From LLM Calls to Governed Agent Systems: Building a Runtime for Auditability, Replay, and Control
Date5 maiHeure17:10 - 17:30Lieu Scène Junior
As AI systems evolve from isolated LLM calls into autonomous agents, a new class of engineering problems emerges: lack of control, limited observability, and no reliable way to audit or reproduce decisions.
Most current approaches rely on prompts, logs, or ad hoc guardrails, which are insufficient once agents begin to operate across multiple tools, states, and long-running workflows.
In this talk, we introduce a governance-oriented runtime for AI agents. The system provides policy enforcement, trace-based auditability, deterministic replay, and evaluation hooks for non-regression. By treating agent execution as a structured, observable, and controllable process, we enable developers to move from “best-effort prompting” to “engineered agent systems.”
We will walk through the architecture, core components, and practical design patterns, and show how governance can be integrated into real-world AI workflows without sacrificing flexibility.
Attendees will learn how to design AI systems that are not only powerful, but also auditable, reproducible, and production-ready.
This talk is structured in four parts:
1. Problem framing: why current LLM-based systems fail in production settings (lack of control, explainability, and reproducibility)
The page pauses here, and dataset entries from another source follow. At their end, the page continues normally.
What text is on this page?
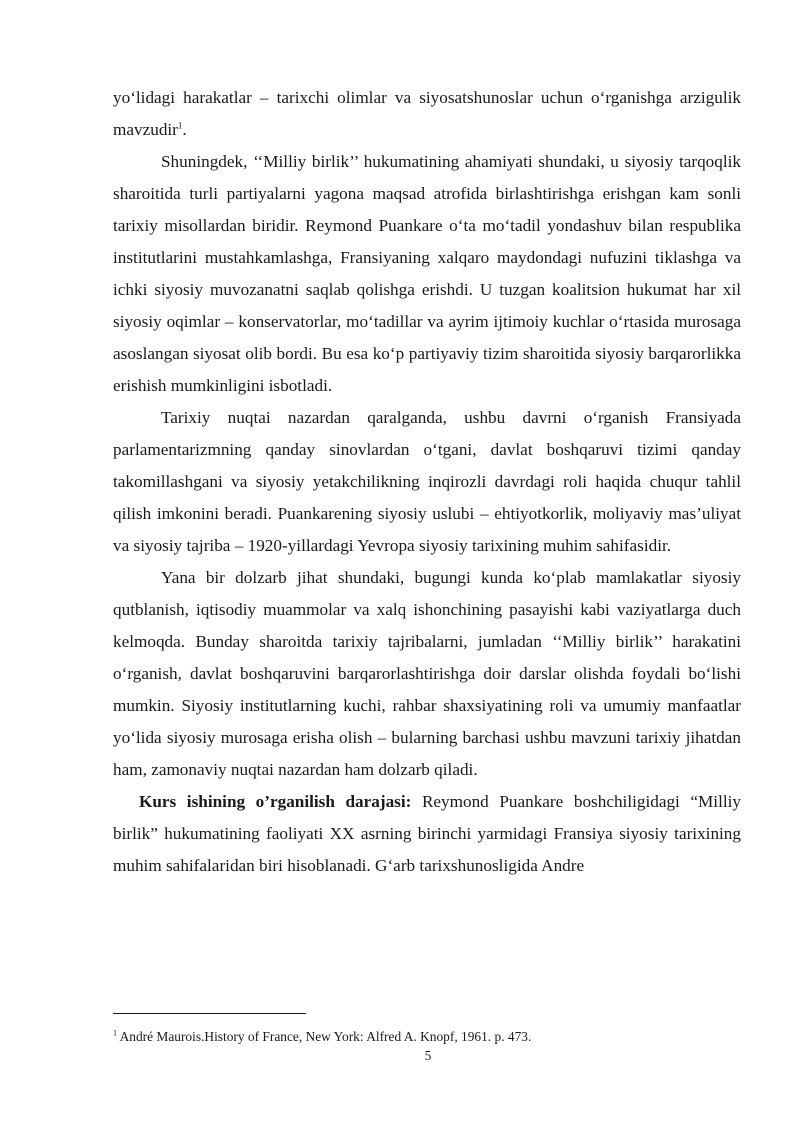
yo‘lidagi harakatlar – tarixchi olimlar va siyosatshunoslar uchun o‘rganishga arzigulik mavzudir$^1$.

Shuningdek, ‘‘Milliy birlik’’ hukumatining ahamiyati shundaki, u siyosiy tarqoqlik sharoitida turli partiyalarni yagona maqsad atrofida birlashtirishga erishgan kam sonli tarixiy misollardan biridir. Reymond Puankare o‘ta mo‘tadil yondashuv bilan respublika institutlarini mustahkamlashga, Fransiyaning xalqaro maydondagi nufuzini tiklashga va ichki siyosiy muvozanatni saqlab qolishga erishdi. U tuzgan koalitsion hukumat har xil siyosiy oqimlar – konservatorlar, mo‘tadillar va ayrim ijtimoiy kuchlar o‘rtasida murosaga asoslangan siyosat olib bordi. Bu esa ko‘p partiyaviy tizim sharoitida siyosiy barqarorlikka erishish mumkinligini isbotladi.

Tarixiy nuqtai nazardan qaralganda, ushbu davrni o‘rganish Fransiyada parlamentarizmning qanday sinovlardan o‘tgani, davlat boshqaruvi tizimi qanday takomillashgani va siyosiy yetakchilikning inqirozli davrdagi roli haqida chuqur tahlil qilish imkonini beradi. Puankarening siyosiy uslubi – ehtiyotkorlik, moliyaviy mas’uliyat va siyosiy tajriba – 1920-yillardagi Yevropa siyosiy tarixining muhim sahifasidir.

Yana bir dolzarb jihat shundaki, bugungi kunda ko‘plab mamlakatlar siyosiy qutblanish, iqtisodiy muammolar va xalq ishonchining pasayishi kabi vaziyatlarga duch kelmoqda. Bunday sharoitda tarixiy tajribalarni, jumladan ‘‘Milliy birlik’’ harakatini o‘rganish, davlat boshqaruvini barqarorlashtirishga doir darslar olishda foydali bo‘lishi mumkin. Siyosiy institutlarning kuchi, rahbar shaxsiyatining roli va umumiy manfaatlar yo‘lida siyosiy murosaga erisha olish – bularning barchasi ushbu mavzuni tarixiy jihatdan ham, zamonaviy nuqtai nazardan ham dolzarb qiladi.

Kurs ishining o’rganilish darajasi: Reymond Puankare boshchiligidagi “Milliy birlik” hukumatining faoliyati XX asrning birinchi yarmidagi Fransiya siyosiy tarixining muhim sahifalaridan biri hisoblanadi. G‘arb tarixshunosligida Andre

$^1$ André Maurois.History of France, New York: Alfred A. Knopf, 1961. p. 473.
5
2. System design: introducing a governance runtime layer for AI agents
- policy enforcement
- trace as an audit layer
- replay and deterministic execution
- evaluation and non-regression hooks
3. Architecture walkthrough: how the runtime integrates with existing agent/tooling ecosystems
4. Case examples: applying governance to real agent workflows and user-facing decision systems
The session focuses on practical engineering patterns rather than high-level concepts, and is intended for developers building or operating AI-driven systems.